Journeys included via Athens, Munich, Rome and even back to and from Stansted.

Our own itinerary involved flying back to Amsterdam before being crammed like sardines onto a Bulgaria Air flight to Sofia.

But we got there in one piece and were rewarded with a cosy little hotel which was superbly located in the centre of Sofia, two minutes away from the National Palace of Culture, where the FA ticket collection was. It was also only about 15 minutes walk from the Vasil Levski Stadium.

Sofia is a small interesting city overlooked by the Vitosha mountains with multiple thermal springs under it.

A two-hour walking tour brought us up to speed with its rich and diverse history from the time of the Thriacians to the post-communist era.

From early Monday afternoon England fans congregated in fine voice on the sunny Boulevard Vitosha. There was a strong, watching police presence but there was no trouble.

Lunch was crispy chicken and chips Sofia style with guacamole, parmesan cheese and a fried egg. For our pre-match tipples, we discovered the Halbite, a real gem of a real ale pub, where the barmaid was very glad to see me again as I had unfortunately forgot to settle the previous night's bill.

This was soon sorted with hugs all round and a few more half litres of their own brew, Nash'to pivo.

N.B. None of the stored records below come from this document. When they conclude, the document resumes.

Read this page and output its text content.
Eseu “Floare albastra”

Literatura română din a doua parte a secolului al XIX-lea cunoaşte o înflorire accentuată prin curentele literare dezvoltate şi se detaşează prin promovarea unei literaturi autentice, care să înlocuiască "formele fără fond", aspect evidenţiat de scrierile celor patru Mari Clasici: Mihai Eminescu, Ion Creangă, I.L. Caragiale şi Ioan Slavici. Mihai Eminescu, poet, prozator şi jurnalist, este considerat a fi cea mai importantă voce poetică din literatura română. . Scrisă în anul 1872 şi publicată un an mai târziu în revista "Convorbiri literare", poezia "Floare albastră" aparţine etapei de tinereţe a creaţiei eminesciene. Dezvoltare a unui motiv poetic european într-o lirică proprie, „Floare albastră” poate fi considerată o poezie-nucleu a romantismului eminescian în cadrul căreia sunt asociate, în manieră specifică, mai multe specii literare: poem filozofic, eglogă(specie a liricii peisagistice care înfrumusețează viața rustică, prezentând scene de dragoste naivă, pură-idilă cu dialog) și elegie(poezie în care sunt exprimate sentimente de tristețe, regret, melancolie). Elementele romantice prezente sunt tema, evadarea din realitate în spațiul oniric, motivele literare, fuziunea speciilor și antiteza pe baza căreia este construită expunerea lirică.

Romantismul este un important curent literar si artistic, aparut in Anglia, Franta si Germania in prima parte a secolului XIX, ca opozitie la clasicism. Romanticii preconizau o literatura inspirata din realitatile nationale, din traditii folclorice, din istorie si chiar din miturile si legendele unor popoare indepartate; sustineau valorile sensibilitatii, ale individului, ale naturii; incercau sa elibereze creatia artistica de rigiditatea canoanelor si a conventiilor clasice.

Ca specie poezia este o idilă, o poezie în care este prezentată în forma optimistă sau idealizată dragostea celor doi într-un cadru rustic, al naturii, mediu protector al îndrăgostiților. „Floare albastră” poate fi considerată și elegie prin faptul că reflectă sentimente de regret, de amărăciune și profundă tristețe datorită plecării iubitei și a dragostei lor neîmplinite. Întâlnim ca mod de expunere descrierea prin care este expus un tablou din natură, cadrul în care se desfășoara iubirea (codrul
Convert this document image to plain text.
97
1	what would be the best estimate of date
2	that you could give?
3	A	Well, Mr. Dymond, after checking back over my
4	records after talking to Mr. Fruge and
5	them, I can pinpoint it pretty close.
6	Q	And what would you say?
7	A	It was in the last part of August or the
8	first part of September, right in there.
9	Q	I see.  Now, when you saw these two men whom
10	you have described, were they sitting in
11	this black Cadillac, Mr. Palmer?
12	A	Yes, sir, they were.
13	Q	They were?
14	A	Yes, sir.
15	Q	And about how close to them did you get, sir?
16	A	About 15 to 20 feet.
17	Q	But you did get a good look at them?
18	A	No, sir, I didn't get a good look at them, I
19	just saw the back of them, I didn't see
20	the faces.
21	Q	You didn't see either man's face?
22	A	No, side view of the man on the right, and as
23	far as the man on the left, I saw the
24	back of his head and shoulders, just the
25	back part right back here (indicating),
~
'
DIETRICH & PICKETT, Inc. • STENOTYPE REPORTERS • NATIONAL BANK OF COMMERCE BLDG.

The general reaction to the defeat in Prague was that the England team had been over- confident and that the Czech Republic had deserved to win. England had to knuckle down and earn a victory against Bulgaria.

There was about a third of the ground closed off because of previous Bulgarian racism but there was a good atmosphere among the England fans with the Bolton contingent rising to six goals.

Once Marcus Rashford had put us one up, the result was never in doubt and we were treated to a vintage display where it could have been double figures very easily.

However, the match turned sour just before half time when a large section of Bulgarian fans started racially-abusive monkey chants. We didn't know what was going on inside the ground as we couldn't hear any announcements but we were kept up to date from messages sent from home via our mobile phones.

It didn't look good that the match would even finish. About 300 Bulgarian fans were 'invited to leave' the ground and rumour persisted they were hanging about after the match to cause trouble. 

Evidently, there were further isolated incidents in the second half but the match was played to completion. We were kept behind for about 30 minutes after the match and the police had done a great job in clearing the Bulgarian fans to allow us a safe passage back to the hotel.

In the end, it had been a long weekend of mixed results but incredible experiences and now it's back to normality with the visit of Rochdale on Saturday.